Its well placed to cash in on niche softgel opportunity.Softgel capsules is an uncrowded segment with healthy margins, and MRKS is one of the potent emerging global players in this market. While US is the key driver, the company’s current softgel business will ramp up further as approvals start flowing in across the globe. The US softgel market is estimated at USD8bn+, of which MRKS is eyeing 90% (including RX & OTC segments). With single product approval (Ibuprofen softgel), the company generates USD12mn revenue in the US. Additionally, it has a healthy pipeline (10 ANDAs awaiting approval) and more ANDA approvals are bound to spur growth.

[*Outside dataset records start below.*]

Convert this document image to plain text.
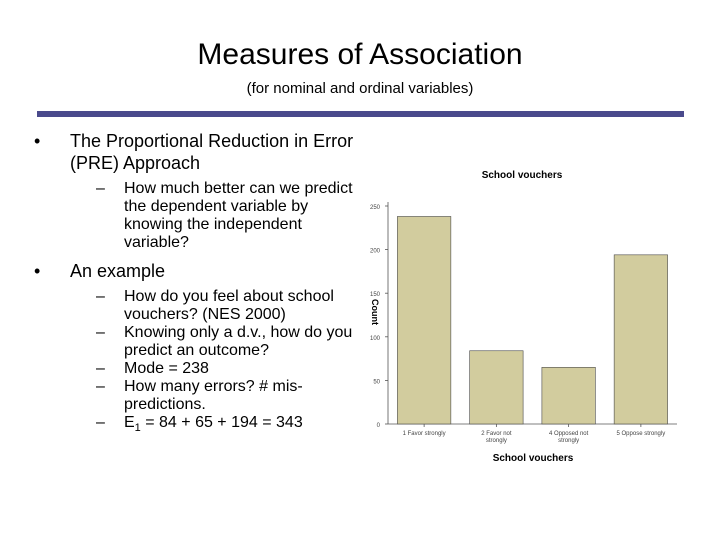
Measures of Association
(for nominal and ordinal variables)
•	The Proportional Reduction in Error (PRE) Approach
–	How much better can we predict the dependent variable by knowing the independent variable?
•	An example
–	How do you feel about school vouchers? (NES 2000)
–	Knowing only a d.v., how do you predict an outcome?
–	Mode = 238
–	How many errors? # mis-predictions.
–	$E_1 = 84 + 65 + 194 = 343$
School vouchers
Count
School vouchers
0
50
100
150
200
250
1 Favor strongly	2 Favor not
strongly
4 Opposed not
strongly
5 Oppose strongly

Marksans has almost zero debt, whatever debt company has planned to clear soon. As per analysis, sales of Marksans pharma likely to increase three to four times in next 2-3 years.

T&D Power systems: CMP :430 TP: 1000+ in next 3-4 years.

TDPS is small emerging company which has global presence in the turbine business and power generators .TDPS cash rich and zero debt with 98% of the shares with promoters, Institutional investor and FIIs. Only 2% is with retail.
It also TDPS is all set to reap the benefits of its focus on international business and the expanded capacities in the next few years. With its tie-ups with OEMs like GE and Voith Hydro, I expect a substantial ramp up in revenues (17% CAGR) and profitability (60% CAGR) over FY14-17E. I expect the improvement in profits to translate into higher dividend payouts given TDPS' low capex requirements and zero net debt.


In compared to other companies of same segment, TDPS’s balance sheet and capex plan is in much better shape.

Friday 2 January 2015

Here is the details of Edelweiss and Engineers of India.

Edelweiss Financial Services:

Edelweiss is one of the diversified financial services company which deals with businesses like Corporate Credit, Retail Credit, Housing finance,Insurance,Fixed income,  commodity dealing and also deals with  financial markets and asset management.
In last two years company’s profit doubled year-on-year in a very bad or bearish Indian economy. Since company deals with all high profit margin business and Indian economy is showing all signs of improvement, Edelweiss will be the dark horse in NBFC sector. If you consider the balance sheet of the company, its cash reserve is 1145 Crs and net debt 849 Crs, so net net its +ve cash reserve company with tremendous scope to go up from here.

Engineers India Limited:

EIL provides engineering consultancy and EPC services principally focused on the oil & gas and petrochemical industries. The Company has also diversified into sectors like infrastructure, water and waste management, solar & nuclear power and fertilizers to leverage its strong technical competencies and track record.

Today, EIL is a ‘Total Solution’ engineering consultancy company providing design, engineering, procurement, construction and integrated project management services from ‘Concept to Commissioning’ with highest quality and safety standards. It also provides specialist services such as heat and mass transfer equipment design, environmental engineering, specialist materials and maintenance and plant operations and safety services.

Since economy is all set to uptick and the way mega infra projects central government is planning to start, EIL will be the major beneficiary. Regarding financial health of the company promoter stake is 70%, FII & DIIs has 21%, Net cash reserve is 2300 Crs(~69/Share Cash reserve) and debt is zero.